# Optimizing our Models

In [1]:
import pandas as pd
from sklearn.model_selection import train_test_split
from sklearn.preprocessing import OrdinalEncoder
from sklearn.model_selection import GridSearchCV
import xgboost as xgb
from sklearn.tree import DecisionTreeRegressor
from sklearn.ensemble import RandomForestRegressor
from sklearn.ensemble import HistGradientBoostingRegressor

## Load and Process the Data
This is using the same procedure as in housing_prices.ipynb. It would make sense to extract this into its own distinct process so that we didn't have to duplicate the code.

In [2]:
df = pd.read_csv('./data/housing.csv')
df = df.dropna()

In [3]:
X = df.drop('median_house_value', axis=1)
y = df['median_house_value']

In [4]:
X_train, X_test, y_train, y_test = train_test_split(
    X,
    y,
    test_size=0.3,
    random_state=42)

In [5]:
# Define the categories in the desired order for encoding
categories = [['INLAND', '<1H OCEAN', 'NEAR OCEAN', 'NEAR BAY', 'ISLAND']]
encoder = OrdinalEncoder(categories=categories)
X_train['ocean_proximity'] = encoder.fit_transform(
    X_train[['ocean_proximity']])

In [6]:
X_train.head()

Unnamed: 0,longitude,latitude,housing_median_age,total_rooms,total_bedrooms,population,households,median_income,ocean_proximity
19566,-120.96,37.61,23.0,3497.0,887.0,2467.0,816.0,1.9444,0.0
7292,-118.22,33.98,34.0,2225.0,753.0,2980.0,736.0,1.6685,1.0
17618,-121.94,37.28,27.0,2859.0,464.0,1144.0,430.0,5.0822,1.0
17518,-121.91,37.34,35.0,2189.0,607.0,1193.0,562.0,2.8042,1.0
5172,-118.28,33.95,41.0,835.0,208.0,707.0,192.0,1.4103,1.0


In [7]:
y_train.head()

19566     93400.0
7292     128800.0
17618    327500.0
17518    240900.0
5172      86200.0
Name: median_house_value, dtype: float64

In [8]:
# Encode the ocean_proximity column as well
X_test['ocean_proximity'] = encoder.fit_transform(X_test[['ocean_proximity']])

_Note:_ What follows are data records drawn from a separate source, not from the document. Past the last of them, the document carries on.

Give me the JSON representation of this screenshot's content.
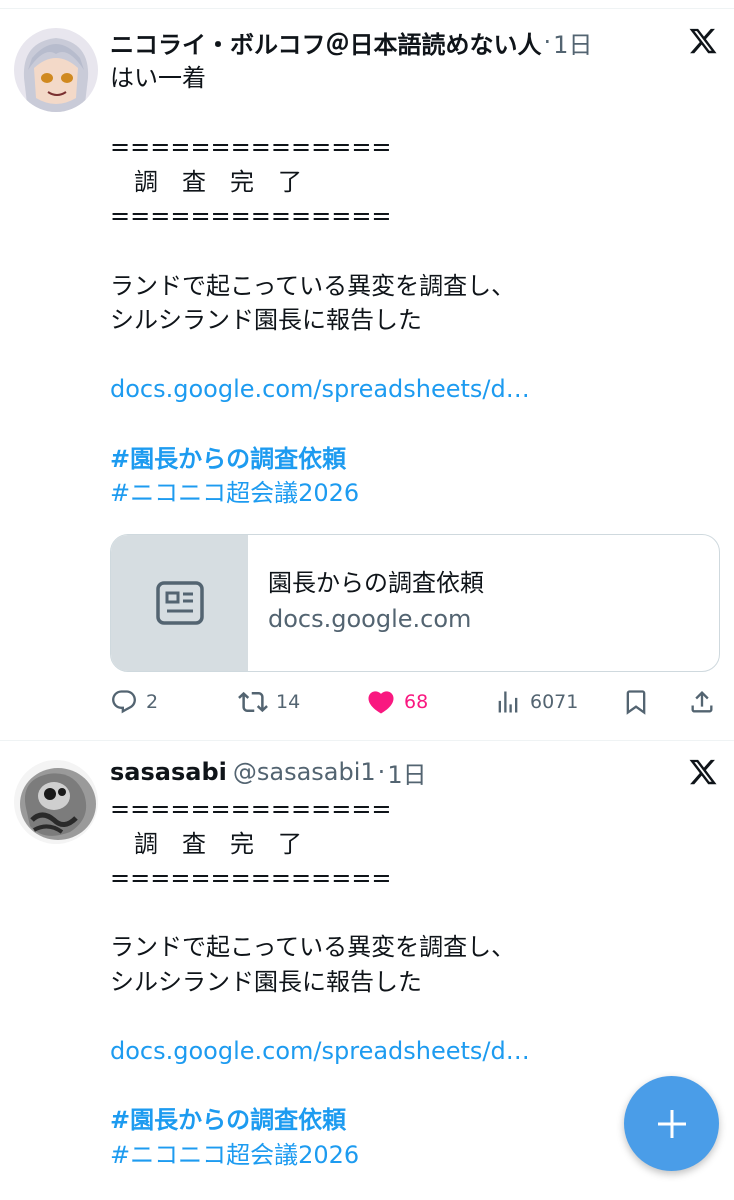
{
  "tweets": [
    {
      "author_name": "ニコライ・ボルコフ＠日本語読めない人",
      "handle": "",
      "time": "1日",
      "lines": [
        "はい一着",
        "",
        "==============",
        "　調　査　完　了",
        "==============",
        "",
        "ランドで起こっている異変を調査し、",
        "シルシランド園長に報告した",
        ""
      ],
      "link": "docs.google.com/spreadsheets/d…",
      "hashtags": [
        "#園長からの調査依頼",
        "#ニコニコ超会議2026"
      ],
      "card": {
        "title": "園長からの調査依頼",
        "domain": "docs.google.com"
      },
      "stats": {
        "replies": "2",
        "retweets": "14",
        "likes": "68",
        "views": "6071"
      },
      "accent": {
        "link": "#1d9bf0",
        "like": "#f91880"
      }
    },
    {
      "author_name": "sasasabi",
      "handle": "@sasasabi1",
      "time": "1日",
      "lines": [
        "==============",
        "　調　査　完　了",
        "==============",
        "",
        "ランドで起こっている異変を調査し、",
        "シルシランド園長に報告した",
        ""
      ],
      "link": "docs.google.com/spreadsheets/d…",
      "hashtags": [
        "#園長からの調査依頼",
        "#ニコニコ超会議2026"
      ]
    }
  ],
  "icons": {
    "reply": "reply-icon",
    "retweet": "retweet-icon",
    "like": "heart-icon",
    "views": "views-icon",
    "bookmark": "bookmark-icon",
    "share": "share-icon",
    "card": "article-icon",
    "x": "x-logo-icon",
    "compose": "plus-icon"
  }
}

## Optimize our Models with Grid Search
https://scikit-learn.org/stable/modules/generated/sklearn.model_selection.GridSearchCV.html

The function below performs a grid search. To use it, we will define the parameters (including the type of model we wish to optimize).

In [10]:
def perform_grid_search(parameters):
    results = {}
    for name, setup in parameters.items():
        grid_search = GridSearchCV(
            setup['model'], setup['params'], cv=3, scoring='neg_mean_squared_error', n_jobs=-1)
        grid_search.fit(X_train, y_train)
        results[name] = {
            'best_score': grid_search.best_score_,
            'best_params': grid_search.best_params_
        }
    return results

### Decision Tree

In [None]:
decision_tree_params = {
    'DecisionTree': {
        'model': DecisionTreeRegressor(random_state=42),
        'params': {
            'criterion': ['squared_error', 'friedman_mse', 'absolute_error', 'poisson'],
            #'splitter': ['best', 'random'],
            'max_depth': [None, 10],
            'min_samples_split': [2, 3],
            'min_samples_leaf': [1, 14, 20],
            'min_weight_fraction_leaf': [0.0, 0.01],
            'max_features': [None, 'sqrt', 'log2'],
            'max_leaf_nodes': [None, 100, 150],
            'min_impurity_decrease': [0.0, 0.01],
            'ccp_alpha': [0.0, 0.01, 0.02]
        }
    }
}

In [11]:
perform_grid_search(decision_tree_params)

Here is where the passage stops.